Houston, Nov. 16, 2016 (GLOBE NEWSWIRE) — Noble Energy, Inc. (NYSE: NBL) (“Noble Energy” or “The Company”) is hosting an investor event today to provide an outlook through 2020 and an update on its U.S. onshore operations. Today’s presentation includes a forward base plan utilizing $50 per barrel WTI and Brent and $3 per thousand cubic feet Henry Hub natural gas for 2017, with modest oil price acceleration through 2020. An upside plan is also provided which adds $10 per barrel in commodity price to all periods.
David L. Stover, Noble Energy’s Chairman, President and CEO, commented, “We have made tremendous strides and significantly enhanced our business during the past two years. Today, we are excited to share our strong outlook for the next four years. The high-margin growth we are outlining, led by our DJ Basin, Delaware and Eastern Mediterranean assets, is driving cash flows to increase at a rate of three to four times our volume growth. Our plan is fully funded and provides for additional opportunities or further acceleration, while also improving the balance sheet. Delivery of our plan is building on the momentum of significant outperformance in 2016, which is resulting in a preliminary 2017 outlook that is dramatically improved from original plans. The quality of our portfolio, the quality of our teams, and our ability to execute will deliver substantial value-added growth and enhanced company returns.”
Highlights from today’s presentation include:
- Oil volumes from the Company’s U.S. onshore assets are expected to increase at a compound annual growth rate (CAGR) of 23 percent in the base plan and 29 percent in the upside plan.
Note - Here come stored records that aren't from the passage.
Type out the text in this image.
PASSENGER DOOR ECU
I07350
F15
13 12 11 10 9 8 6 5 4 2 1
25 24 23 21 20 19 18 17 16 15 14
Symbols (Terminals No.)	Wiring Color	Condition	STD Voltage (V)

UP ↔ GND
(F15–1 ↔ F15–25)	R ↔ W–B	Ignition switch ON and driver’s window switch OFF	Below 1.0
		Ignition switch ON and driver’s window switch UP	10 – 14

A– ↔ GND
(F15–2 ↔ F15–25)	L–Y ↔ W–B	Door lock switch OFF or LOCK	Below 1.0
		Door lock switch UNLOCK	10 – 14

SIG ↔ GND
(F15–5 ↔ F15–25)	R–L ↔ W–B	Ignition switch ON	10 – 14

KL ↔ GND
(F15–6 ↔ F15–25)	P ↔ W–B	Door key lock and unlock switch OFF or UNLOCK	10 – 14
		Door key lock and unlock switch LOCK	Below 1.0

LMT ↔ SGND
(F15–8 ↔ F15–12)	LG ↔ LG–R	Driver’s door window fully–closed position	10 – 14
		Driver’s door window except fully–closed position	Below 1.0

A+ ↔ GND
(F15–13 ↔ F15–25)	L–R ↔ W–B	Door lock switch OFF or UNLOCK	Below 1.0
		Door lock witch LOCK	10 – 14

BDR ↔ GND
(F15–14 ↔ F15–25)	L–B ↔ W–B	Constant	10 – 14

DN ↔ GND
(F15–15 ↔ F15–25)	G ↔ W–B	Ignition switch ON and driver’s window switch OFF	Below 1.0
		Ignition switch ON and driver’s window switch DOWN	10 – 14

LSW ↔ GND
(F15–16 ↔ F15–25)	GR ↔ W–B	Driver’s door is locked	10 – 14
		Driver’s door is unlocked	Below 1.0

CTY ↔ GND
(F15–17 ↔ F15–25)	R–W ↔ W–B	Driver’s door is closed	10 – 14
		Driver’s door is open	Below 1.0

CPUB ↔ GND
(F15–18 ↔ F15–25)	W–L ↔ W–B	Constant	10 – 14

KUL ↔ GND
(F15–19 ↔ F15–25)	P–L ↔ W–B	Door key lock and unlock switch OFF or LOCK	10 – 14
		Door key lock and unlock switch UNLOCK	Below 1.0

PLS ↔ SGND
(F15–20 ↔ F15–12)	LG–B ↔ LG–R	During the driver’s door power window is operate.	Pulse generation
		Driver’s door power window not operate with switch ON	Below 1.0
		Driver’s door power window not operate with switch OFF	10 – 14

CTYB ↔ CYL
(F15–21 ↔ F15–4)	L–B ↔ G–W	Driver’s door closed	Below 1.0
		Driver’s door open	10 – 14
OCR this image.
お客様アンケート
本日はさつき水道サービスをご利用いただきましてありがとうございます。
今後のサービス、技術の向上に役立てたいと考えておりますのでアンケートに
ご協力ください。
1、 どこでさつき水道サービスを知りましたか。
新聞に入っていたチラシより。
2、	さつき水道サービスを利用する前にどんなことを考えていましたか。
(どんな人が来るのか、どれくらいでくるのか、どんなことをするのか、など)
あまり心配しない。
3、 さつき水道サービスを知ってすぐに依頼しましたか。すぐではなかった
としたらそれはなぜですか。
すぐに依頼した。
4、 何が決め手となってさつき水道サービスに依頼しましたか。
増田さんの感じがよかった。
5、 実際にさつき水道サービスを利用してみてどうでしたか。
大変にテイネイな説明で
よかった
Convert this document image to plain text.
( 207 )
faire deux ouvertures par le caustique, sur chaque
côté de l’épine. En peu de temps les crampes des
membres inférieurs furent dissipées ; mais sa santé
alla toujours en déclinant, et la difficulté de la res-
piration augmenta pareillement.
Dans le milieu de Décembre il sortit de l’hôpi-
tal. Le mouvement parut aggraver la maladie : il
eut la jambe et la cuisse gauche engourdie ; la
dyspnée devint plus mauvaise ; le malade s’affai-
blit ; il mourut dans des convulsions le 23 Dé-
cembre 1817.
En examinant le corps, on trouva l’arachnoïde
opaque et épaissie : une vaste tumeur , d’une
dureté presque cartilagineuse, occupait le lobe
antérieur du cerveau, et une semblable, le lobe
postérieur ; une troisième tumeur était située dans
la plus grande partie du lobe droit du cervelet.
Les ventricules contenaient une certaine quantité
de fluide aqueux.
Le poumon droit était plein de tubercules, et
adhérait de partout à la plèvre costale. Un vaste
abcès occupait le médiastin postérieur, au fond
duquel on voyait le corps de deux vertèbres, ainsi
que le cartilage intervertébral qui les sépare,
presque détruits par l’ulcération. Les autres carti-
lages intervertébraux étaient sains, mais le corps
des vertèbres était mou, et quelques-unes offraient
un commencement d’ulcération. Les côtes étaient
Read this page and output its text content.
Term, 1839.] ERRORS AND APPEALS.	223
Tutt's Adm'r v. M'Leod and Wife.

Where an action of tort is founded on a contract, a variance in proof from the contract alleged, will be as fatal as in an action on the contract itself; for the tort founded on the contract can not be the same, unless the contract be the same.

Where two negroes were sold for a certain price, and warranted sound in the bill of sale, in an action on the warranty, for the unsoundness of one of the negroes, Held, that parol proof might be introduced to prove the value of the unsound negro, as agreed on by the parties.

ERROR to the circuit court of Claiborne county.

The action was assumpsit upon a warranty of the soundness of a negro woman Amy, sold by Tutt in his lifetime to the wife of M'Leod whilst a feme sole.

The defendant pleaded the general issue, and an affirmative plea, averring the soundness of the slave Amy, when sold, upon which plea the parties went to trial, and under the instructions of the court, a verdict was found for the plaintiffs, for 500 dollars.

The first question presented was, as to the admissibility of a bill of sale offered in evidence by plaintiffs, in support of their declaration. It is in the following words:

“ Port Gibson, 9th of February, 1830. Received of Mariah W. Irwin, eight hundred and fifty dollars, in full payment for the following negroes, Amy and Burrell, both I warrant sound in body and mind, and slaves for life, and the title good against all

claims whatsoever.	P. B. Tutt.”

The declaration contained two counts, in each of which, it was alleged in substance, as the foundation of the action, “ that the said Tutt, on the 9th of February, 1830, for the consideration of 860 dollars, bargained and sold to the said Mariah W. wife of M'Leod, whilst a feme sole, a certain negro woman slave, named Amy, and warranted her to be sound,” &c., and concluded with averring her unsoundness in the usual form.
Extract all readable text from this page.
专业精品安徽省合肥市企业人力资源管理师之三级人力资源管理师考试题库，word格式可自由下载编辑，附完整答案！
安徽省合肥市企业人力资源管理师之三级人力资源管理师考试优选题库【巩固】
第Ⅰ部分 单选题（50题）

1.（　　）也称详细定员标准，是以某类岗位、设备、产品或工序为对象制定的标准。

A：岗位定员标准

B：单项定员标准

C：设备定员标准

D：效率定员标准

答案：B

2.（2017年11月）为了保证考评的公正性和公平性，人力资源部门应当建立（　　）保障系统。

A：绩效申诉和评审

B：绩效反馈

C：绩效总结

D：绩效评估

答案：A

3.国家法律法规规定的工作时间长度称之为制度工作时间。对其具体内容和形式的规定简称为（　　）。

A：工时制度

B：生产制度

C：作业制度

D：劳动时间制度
- U.S. onshore production grows at a 13 to 16 percent CAGR, adjusted for divestitures.
- Total company production is expected to reach between 540 and 625 thousand barrels of oil equivalent per day (MBoe/d) in 2020, an 8 to 12 percent CAGR, adjusted for divestitures. 2020 sales volumes assume a January startup from the Leviathan field, offshore Israel.
- Approximately 75 percent of total Company capital is allocated to the DJ Basin, Delaware and Eastern Mediterranean assets over the plan period.
- Return on average capital employed(1) is anticipated to reach between 8 and 14 percent in 2020.
U.S. Onshore Update
- The Company has identified over 7,000 gross future drilling locations with an average lateral length of over 8,000 feet. Total U.S. onshore net unrisked resources have increased to 7 billion barrels of oil equivalent.
- Combined Delaware and Eagle Ford production is anticipated to range between 165 and 195 MBoe/d by 2020, up 160 to 200 percent from 2016 volumes. In the Delaware Basin, the Company’s Wolfcamp A estimated ultimate recovery (EUR) per well has been raised to 1.2 million barrels of oil equivalent for a 7,500 foot lateral.
- In the DJ Basin, total sales volumes are expected to grow at an 11 to 16 percent CAGR over the plan period. Per well EURs have been raised by an average of approximately 20 percent in the Wells Ranch, East Pony and Mustang areas.
Preliminary 2017 Outlook
- U.S. onshore oil production is anticipated to be 15 percent higher than 2016 on a full year basis, and 25 percent higher when comparing the second half of 2017 versus the same period in 2016. Total company volumes in 2017 are expected to average between 400 and 410 MBoe/d, up from 2016 after adjusting for 2016 divestment impacts which total nearly 20 MBoe/d.
- Seventy percent of the Company’s 2017 preliminary upstream capital expenditures are targeted for U.S. onshore activities, primarily in the DJ Basin, Delaware, and Eagle Ford. Twenty-five percent are planned in the Eastern Mediterranean, including costs associated with the Tamar development well currently being drilled and Leviathan post-sanction.
- A formal budget and capital program is expected to be finalized early in 2017.
(1) A non-GAAP measure, see appendix of related presentation material for definition of this non-GAAP measure.